"Memory/Place"
Nancy Karp + Dancers
ODC Theater
San Francisco, CA
February 10, 2017
by Rita Felciano
copyright © by Rita Felciano 2017
Far be it from Nancy Karp, who has been making formally cogent dances without a thread of narration to them for thirty-five years, to plunge into the nightmare of the refugees who keep streaming into Sicily where she spends part of every year. Yet with the new "Memory/Space," she did. All of Karp's work is grounded in some kind of reality that she subsequently digests and muses over to then cull into expressions of space, time and shape. Karp also is a musically sophisticated listener and explorer, often of composers who work stands at the edge of contemporary music. She has in her repertoire compositions from Charles Amirkhanian to John Cage, Terry Riley to Paul Dresher. Much of the music she uses has been commissioned for specific dances. The hour-long "Memory/Space" may not have broken new formal ground for Karp, but it convinced by the clarity and individuality with which these very different dancers realized their tasks.
Nancy Karp's "Memory/Place" Photo: John Hefti
Karp choreographed "Memory" as juxtapositions of patterns, intersecting lines, parallels, mirror images, symmetries or lack thereof, and above all with a strong sense of a fractured ensemble engaged in a common goal. The movements were spare, noninflected but strong and exacting. "Memory's" most literal image occurred in the opening passage when six dancers with their backs slumped over in various poses of lethargy.

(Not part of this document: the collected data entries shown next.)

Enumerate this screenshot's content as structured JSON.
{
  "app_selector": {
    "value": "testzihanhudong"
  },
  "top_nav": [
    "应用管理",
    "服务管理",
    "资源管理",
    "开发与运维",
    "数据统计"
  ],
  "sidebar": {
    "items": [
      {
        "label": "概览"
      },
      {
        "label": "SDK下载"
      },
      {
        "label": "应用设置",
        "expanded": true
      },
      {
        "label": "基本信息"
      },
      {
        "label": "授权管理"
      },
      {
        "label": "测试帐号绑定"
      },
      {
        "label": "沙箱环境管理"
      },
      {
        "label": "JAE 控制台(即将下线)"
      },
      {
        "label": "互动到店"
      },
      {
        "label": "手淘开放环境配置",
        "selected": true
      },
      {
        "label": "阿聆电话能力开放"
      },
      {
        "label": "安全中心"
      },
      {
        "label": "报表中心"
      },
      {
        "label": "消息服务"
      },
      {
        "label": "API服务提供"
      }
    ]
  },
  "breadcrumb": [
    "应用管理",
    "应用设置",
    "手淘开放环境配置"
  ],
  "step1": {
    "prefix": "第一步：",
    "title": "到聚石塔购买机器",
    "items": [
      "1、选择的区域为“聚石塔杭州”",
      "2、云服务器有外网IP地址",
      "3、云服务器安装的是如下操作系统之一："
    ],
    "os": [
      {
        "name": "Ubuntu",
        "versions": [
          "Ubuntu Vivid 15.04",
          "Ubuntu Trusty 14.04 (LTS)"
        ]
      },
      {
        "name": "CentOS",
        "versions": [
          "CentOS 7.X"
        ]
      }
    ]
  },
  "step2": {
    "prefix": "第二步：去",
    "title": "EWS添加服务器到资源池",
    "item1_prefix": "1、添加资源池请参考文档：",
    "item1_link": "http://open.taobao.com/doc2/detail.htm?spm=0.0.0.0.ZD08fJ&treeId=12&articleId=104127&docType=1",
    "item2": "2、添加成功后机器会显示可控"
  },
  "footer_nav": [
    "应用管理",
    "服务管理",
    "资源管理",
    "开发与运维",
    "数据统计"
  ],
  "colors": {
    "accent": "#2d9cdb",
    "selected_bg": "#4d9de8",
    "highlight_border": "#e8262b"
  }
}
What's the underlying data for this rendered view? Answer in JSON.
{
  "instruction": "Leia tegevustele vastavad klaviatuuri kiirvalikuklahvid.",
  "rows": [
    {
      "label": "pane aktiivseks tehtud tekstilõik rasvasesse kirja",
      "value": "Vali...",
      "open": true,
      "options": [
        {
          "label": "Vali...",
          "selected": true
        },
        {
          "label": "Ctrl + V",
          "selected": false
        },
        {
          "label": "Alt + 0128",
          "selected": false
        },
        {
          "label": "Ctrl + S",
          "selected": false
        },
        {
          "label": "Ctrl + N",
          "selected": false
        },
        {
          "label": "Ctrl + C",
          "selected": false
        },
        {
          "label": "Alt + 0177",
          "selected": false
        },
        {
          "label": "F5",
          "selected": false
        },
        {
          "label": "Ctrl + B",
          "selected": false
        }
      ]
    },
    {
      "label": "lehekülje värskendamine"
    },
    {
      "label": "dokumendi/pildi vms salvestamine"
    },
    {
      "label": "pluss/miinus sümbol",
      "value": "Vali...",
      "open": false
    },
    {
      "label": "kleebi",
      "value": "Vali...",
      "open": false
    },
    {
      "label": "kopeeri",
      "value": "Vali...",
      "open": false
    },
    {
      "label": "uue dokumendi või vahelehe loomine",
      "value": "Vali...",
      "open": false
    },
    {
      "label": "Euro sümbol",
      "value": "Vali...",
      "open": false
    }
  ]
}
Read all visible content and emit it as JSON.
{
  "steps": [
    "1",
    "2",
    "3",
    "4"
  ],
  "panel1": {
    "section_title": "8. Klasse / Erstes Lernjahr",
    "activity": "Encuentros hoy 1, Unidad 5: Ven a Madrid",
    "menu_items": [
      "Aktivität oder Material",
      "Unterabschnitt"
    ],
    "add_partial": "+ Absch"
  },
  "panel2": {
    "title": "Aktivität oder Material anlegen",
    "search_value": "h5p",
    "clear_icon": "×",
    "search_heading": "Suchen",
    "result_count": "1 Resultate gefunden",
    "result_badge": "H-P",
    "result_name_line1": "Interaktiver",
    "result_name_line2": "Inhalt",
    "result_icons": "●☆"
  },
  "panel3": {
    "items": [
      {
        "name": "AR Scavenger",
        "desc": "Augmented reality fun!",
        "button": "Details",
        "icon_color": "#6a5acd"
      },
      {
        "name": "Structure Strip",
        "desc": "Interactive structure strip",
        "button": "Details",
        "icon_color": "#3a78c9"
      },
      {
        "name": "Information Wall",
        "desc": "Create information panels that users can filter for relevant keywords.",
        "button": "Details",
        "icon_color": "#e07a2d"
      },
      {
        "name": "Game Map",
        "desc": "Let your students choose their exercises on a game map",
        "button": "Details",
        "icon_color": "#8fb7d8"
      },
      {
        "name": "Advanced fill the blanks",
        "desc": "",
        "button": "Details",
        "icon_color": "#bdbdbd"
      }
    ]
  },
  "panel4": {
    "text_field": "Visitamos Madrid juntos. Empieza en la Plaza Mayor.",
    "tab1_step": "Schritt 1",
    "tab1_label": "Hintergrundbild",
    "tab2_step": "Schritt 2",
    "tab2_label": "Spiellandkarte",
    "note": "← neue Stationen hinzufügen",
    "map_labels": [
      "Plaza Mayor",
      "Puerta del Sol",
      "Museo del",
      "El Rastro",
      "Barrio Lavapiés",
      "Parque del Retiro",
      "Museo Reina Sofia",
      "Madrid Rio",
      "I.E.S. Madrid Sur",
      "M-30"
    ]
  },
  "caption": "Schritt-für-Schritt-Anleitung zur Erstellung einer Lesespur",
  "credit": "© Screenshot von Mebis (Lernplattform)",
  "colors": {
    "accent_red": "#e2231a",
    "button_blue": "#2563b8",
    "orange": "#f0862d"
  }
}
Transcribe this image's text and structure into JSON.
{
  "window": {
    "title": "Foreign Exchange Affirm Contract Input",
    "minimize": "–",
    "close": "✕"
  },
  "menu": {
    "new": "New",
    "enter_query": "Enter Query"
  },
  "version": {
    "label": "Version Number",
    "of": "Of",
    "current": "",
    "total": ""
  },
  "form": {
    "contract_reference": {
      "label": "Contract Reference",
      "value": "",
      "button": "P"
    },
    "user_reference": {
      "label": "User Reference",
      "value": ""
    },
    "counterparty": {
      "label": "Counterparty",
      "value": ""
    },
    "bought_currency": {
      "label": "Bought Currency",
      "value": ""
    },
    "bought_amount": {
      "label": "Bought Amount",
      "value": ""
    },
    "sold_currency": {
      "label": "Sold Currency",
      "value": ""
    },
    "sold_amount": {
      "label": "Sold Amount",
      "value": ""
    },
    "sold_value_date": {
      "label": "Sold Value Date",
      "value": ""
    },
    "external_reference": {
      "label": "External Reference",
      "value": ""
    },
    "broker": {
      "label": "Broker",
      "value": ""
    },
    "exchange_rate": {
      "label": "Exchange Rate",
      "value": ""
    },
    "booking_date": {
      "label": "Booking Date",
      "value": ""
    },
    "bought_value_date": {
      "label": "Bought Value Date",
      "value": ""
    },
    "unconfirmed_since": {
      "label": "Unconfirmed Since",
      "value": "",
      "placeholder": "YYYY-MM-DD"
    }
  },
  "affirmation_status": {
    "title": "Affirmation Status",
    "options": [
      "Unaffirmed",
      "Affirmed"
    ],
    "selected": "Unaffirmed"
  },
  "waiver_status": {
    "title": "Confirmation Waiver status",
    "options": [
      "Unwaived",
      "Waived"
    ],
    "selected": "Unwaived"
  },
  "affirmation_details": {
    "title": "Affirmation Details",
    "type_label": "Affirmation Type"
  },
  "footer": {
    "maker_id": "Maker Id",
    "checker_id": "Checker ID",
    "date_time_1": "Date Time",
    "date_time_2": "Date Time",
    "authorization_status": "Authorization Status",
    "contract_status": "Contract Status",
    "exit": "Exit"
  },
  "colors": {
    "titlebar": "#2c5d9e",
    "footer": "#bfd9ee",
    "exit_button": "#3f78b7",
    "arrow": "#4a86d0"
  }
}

They then coalesced on a platform (made up of benches) into the kind of war memorial that still can be found in small towns and villages in Europe.
Throughout, shadowy images might recall the refugees--Giles carrying Collard like a dead body, a bent over woman carrying another on her back, Kruger whirl-winding as if she had lost any sense of direction--but these were fleet and immediately reabsorbed into geometries. You might have wanted to see more but the choreography worked with implications that were not always discernible, and that exactly kept you watching because you so powerfully felt a shaping hand.
The first act's women quartet poured in from the stage corners with powerful leg work and stretched out arms that suggested both strength and uncertainty. Arms and gazes reached for something out of sight while the feet just kept going. The dancers reached for their ankles to make their feet stay on pattern. The dancing was tense, highly energetic but individualized. A sense of inevitability kept drama away though the screeching violin and cello spoke loudly. Strikingly, Giles cupped Collard's head from atop as if it was about to fall off. These women were drawn to each other by a common impulse but they never became close. Kruger and Lewis' duet truck by the difference in which Kruger, tall and powerful, and the fleet Lewis attacked their temporary relationship.
For the second movement Cheng and Grubb made a wary slow-stepping entrance upstage. Grubb was being pulled to the ground by some invincible force, and Cheng quickly leapt into spinning turns. A duet for Grubb and Giles pushed opposed forces against each other but seemed quite impersonal. He hoisted Lewis like a bag over his shoulders and then lifted her as if she were a beam. By then the benches had divided the stage into two halves where different unison duets on either side became split camera images.
The three Harrison movements changed "Memory's" tenor; the dancing became more turbulent. It opened with the sextet again sitting dejectedly, though now upstage. However, Cahill's masterful piano could not be resisted. At least for Lewis whose sweeping turns and back bends landed her in Cheng's arms. Giles -- if I saw properly -- was sitting on Grubbs' lap. Krieger and Collard leaned against each other until pulled apart. When all six raced downstage, they seemed ready to jump into the audience. They didn't. But in the 'Stampede' they couldn't resist something as metaphorically telling as a circle dance.